È stata una crescita per molti versi impensabile, quella che la pizzeria “Gennaro Esposito - Bra” ha vissuto in questi anni, partendo nel 2013 con l’idea di cambiare il concetto di pizzeria e culminato lo scorso anno, con i due spicchi assegnati al debutto dalla “Guida alle pizzerie 2016 del Gambero Rosso”.
A monte di tutto questo c’è un progetto preciso, un lungo percorso di ricerca cadenzato da Roberto Noia, general manager e a.d. di Granda Food srl, l’azienda capogruppo, articolata su più settori di attività (ristorazione, distribuzione, franchising, logistica, eventi e consulenza), iniziato tenendo ben saldo il semplice concetto di pizza per approdare verso un’attenzione quasi maniacale verso la scelta delle farine e degli ingredienti, i tempi di lievitazione e quelli di cottura, l’utilizzo di presidi “Slow Food” e l’ingresso di Davide Finotti, l’astro nascente della pizza italiana, nelle file dell’Associazione Verace Pizza Napoletana.
A credere nella bontà del progetto anche tante aziende, da Lurisia, uno dei marchi leader nelle acque minerali, a Fontanafredda, main sponsor che per il locale braidese ha addirittura creato delle campagne “ad hoc” per abbinare i vini piemontesi alle pizze napoletane. Una maturazione vertiginosa, accompagnata da un apprezzamento crescente da parte del pubblico, che ha raggiunto e completato un naturale percorso di crescita, scaturito in una scelta ormai necessaria: cambiare marchio, radicalmente.
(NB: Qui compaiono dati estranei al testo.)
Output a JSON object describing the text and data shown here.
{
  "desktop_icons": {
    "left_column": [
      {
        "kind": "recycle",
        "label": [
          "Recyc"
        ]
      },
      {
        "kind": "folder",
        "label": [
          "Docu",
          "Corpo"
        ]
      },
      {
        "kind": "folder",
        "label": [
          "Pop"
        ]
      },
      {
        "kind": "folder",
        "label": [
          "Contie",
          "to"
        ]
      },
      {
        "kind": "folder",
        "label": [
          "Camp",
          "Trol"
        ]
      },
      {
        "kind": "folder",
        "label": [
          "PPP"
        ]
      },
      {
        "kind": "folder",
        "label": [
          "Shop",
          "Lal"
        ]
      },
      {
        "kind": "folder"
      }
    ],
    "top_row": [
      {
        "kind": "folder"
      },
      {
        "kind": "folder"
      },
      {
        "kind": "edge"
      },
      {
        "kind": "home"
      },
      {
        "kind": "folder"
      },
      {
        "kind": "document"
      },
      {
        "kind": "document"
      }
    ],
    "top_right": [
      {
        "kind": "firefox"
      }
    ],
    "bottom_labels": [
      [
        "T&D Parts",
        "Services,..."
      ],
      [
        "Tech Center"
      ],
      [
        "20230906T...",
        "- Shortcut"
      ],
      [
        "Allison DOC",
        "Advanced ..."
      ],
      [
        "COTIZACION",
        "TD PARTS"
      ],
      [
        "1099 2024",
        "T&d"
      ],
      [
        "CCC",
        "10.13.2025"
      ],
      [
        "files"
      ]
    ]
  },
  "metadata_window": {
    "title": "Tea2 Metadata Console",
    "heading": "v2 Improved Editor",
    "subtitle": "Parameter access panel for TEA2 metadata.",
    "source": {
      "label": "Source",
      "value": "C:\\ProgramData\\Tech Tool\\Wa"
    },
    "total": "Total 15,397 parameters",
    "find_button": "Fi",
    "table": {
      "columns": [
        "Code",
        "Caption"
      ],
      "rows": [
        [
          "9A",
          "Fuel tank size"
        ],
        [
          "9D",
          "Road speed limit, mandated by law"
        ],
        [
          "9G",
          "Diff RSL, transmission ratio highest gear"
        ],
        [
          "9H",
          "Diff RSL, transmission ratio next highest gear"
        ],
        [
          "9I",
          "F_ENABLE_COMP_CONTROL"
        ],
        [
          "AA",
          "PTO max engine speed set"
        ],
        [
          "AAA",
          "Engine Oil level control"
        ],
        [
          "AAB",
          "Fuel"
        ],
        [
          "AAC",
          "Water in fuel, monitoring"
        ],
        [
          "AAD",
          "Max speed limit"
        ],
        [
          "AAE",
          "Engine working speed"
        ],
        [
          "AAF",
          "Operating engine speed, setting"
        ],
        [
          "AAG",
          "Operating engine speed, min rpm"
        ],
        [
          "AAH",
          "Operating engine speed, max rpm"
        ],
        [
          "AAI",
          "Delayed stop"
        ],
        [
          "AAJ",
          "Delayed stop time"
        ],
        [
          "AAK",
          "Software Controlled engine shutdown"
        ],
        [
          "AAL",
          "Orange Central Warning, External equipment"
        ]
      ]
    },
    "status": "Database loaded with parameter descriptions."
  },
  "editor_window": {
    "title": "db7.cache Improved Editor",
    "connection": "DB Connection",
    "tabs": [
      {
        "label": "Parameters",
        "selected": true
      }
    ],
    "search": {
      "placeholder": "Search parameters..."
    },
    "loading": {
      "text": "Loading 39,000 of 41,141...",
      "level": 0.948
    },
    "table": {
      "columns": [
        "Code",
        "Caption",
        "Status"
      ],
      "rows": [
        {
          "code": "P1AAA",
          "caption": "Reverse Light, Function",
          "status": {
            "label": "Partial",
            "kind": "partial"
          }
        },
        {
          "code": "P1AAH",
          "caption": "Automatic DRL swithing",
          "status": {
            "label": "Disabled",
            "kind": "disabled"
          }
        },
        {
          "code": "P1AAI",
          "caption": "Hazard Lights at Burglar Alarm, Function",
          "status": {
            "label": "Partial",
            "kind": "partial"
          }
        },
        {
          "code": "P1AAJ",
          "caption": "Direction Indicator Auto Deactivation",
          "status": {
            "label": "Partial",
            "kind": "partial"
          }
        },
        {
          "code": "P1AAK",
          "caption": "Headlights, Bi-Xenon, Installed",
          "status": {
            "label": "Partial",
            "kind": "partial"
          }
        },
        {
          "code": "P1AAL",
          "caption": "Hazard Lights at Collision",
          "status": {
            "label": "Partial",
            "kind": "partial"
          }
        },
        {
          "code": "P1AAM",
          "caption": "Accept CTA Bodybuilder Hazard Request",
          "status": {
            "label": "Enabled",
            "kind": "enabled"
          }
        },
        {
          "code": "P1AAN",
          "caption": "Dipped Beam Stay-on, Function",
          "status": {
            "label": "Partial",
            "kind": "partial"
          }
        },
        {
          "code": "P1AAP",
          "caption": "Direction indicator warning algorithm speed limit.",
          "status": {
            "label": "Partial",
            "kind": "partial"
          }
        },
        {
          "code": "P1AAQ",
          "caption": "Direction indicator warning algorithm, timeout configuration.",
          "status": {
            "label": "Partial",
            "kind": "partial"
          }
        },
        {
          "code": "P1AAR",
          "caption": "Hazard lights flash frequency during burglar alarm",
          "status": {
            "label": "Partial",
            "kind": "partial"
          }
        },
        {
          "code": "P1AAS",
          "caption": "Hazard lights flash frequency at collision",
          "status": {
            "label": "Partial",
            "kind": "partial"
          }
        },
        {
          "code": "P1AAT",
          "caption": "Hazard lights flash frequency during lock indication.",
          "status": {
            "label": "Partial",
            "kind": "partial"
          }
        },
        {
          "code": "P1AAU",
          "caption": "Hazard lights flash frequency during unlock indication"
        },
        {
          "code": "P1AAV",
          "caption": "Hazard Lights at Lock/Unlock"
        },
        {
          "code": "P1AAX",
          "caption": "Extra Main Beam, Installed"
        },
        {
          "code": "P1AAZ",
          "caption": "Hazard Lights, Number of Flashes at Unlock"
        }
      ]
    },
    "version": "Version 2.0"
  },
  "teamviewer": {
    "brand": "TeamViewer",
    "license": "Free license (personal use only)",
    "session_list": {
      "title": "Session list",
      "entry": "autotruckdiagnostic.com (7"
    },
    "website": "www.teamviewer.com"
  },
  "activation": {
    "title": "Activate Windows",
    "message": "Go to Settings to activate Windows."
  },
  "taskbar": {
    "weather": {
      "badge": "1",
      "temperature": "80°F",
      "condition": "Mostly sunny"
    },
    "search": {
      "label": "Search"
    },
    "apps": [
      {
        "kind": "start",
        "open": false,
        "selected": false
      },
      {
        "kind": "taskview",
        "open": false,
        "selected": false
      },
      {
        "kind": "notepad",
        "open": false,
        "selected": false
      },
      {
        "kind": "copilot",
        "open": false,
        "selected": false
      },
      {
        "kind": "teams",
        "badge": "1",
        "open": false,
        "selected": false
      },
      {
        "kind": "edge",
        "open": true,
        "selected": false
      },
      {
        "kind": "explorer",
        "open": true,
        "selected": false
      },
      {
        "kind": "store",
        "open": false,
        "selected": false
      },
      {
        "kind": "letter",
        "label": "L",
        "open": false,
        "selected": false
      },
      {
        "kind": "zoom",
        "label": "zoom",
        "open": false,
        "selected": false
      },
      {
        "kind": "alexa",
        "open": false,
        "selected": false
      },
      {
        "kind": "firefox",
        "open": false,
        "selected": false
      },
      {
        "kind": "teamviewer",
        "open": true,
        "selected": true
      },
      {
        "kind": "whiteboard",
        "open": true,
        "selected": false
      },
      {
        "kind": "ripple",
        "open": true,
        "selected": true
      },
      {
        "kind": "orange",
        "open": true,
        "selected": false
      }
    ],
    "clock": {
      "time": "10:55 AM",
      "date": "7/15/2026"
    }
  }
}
L’esperienza maturata con Gennaro Esposito - Bra, fondamentale nel momento dell’avvio, è oggi pronta a lasciare il posto ad una nuova realtà, 480°GRADI, nata pennellando le capacità, l’enorme voglia di crescita e la moltiplicazione del marchio, che a breve sarà visibile in diversi punti ormai prossimi all’apertura.
Nulla di diverso, in realtà: la squadra, che secondo una regola calcistica se vince non si cambia, resta la stessa, così come l’indirizzo, piazza XX settembre 32/A. A cambiare è il nome, che indica la temperatura del forno in cui cuoce la pizza napoletana, passando da un marchio che finora identificava un nome ad uno che al contrario si concentra sul prodotto, esattamente ciò che ha decretato il successo di questi anni del locale braidese.
Ma un cambio non è tale se non diventa visibile: gradatamente, dopo un breve periodo di necessario “interregno”, ogni riferimento al vecchio marchio scomparirà dalla comunicazione, interna ed esterna, e tante saranno le occasioni e gli eventi con cui l’inizio dell’avventura di 480°GRADI sarà cadenzato.
A cominciare dalla recentissima collaborazione con Pasquale e Gaetano Torrente, fra i più celebri interpreti dei fritti napoletani, che per la prima volta, dopo i propri punti vendita e le friggitorie di eataly, hanno scelto di sposare un progetto in cui credono fortemente che porterà all’introduzione di prodotti del territorio piemontese, fritti secondo la tradizione partenopea. Per arrivare, nell’immediato futuro, a “La Grande Pizza”, ambizioso, rivoluzionario e inedito progetto che sarà comunicato a breve nel dettaglio, in cui alcuni chef stellati Michelin diventeranno pizzaioli per una sera.